Mãe de quatro filhos, a beneficiária explicou que, após deixar de receber o valor, procurou por várias vezes a delegação provincial do INSS na Zambézia para obter esclarecimentos, mas disse não ter recebido uma resposta que justificasse a interrupção do pagamento.
Em resposta às preocupações levantadas, a direção provincial do INSS esclareceu que o benefício em causa correspondia a uma pensão de sobrevivência temporária e não vitalícia.
Segundo a instituição, a legislação em vigor estabelece que este tipo de pensão é pago por um período de cinco anos, prazo que já havia terminado, levando à cessação automática do benefício.

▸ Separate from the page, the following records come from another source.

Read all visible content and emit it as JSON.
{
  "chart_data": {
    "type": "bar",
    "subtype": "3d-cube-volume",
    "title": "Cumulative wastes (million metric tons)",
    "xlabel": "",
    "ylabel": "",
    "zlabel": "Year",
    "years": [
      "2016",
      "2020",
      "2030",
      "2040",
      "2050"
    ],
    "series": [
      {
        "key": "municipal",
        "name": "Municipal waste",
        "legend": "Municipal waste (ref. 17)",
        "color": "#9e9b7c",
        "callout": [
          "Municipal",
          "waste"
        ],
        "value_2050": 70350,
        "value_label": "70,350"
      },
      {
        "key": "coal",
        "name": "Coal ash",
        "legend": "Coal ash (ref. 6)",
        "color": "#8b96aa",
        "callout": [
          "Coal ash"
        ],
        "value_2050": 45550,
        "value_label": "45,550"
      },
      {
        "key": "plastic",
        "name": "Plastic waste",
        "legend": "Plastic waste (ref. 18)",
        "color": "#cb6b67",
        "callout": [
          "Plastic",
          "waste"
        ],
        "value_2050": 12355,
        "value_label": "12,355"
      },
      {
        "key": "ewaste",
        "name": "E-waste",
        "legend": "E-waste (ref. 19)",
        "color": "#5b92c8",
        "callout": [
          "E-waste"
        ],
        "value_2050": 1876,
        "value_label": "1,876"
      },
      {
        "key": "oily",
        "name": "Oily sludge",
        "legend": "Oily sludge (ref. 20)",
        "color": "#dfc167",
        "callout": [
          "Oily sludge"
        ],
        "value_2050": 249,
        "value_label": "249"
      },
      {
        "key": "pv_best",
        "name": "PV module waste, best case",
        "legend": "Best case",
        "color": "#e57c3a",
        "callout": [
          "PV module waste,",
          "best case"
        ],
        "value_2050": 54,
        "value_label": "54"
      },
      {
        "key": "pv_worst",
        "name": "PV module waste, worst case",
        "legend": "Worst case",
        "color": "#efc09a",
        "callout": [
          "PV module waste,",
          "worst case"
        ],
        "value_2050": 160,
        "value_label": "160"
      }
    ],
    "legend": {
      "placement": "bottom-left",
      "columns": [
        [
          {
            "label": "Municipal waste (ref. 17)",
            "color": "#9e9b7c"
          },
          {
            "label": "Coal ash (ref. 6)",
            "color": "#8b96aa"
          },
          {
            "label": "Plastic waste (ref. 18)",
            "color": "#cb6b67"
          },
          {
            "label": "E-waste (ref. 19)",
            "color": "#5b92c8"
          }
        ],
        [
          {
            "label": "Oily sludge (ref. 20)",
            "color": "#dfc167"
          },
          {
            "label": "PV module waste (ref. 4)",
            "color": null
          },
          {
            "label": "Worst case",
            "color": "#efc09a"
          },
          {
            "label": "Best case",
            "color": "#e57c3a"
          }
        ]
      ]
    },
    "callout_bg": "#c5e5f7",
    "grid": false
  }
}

Apesar disso, o INSS informou que o processo será reanalisado, tendo em conta que o agregado familiar integra dois filhos menores de idade.
A instituição garantiu que está a trabalhar para que, nos termos da lei, o apoio financeiro possa continuar a ser atribuído aos menores que ainda reúnem os requisitos para beneficiar da proteção social.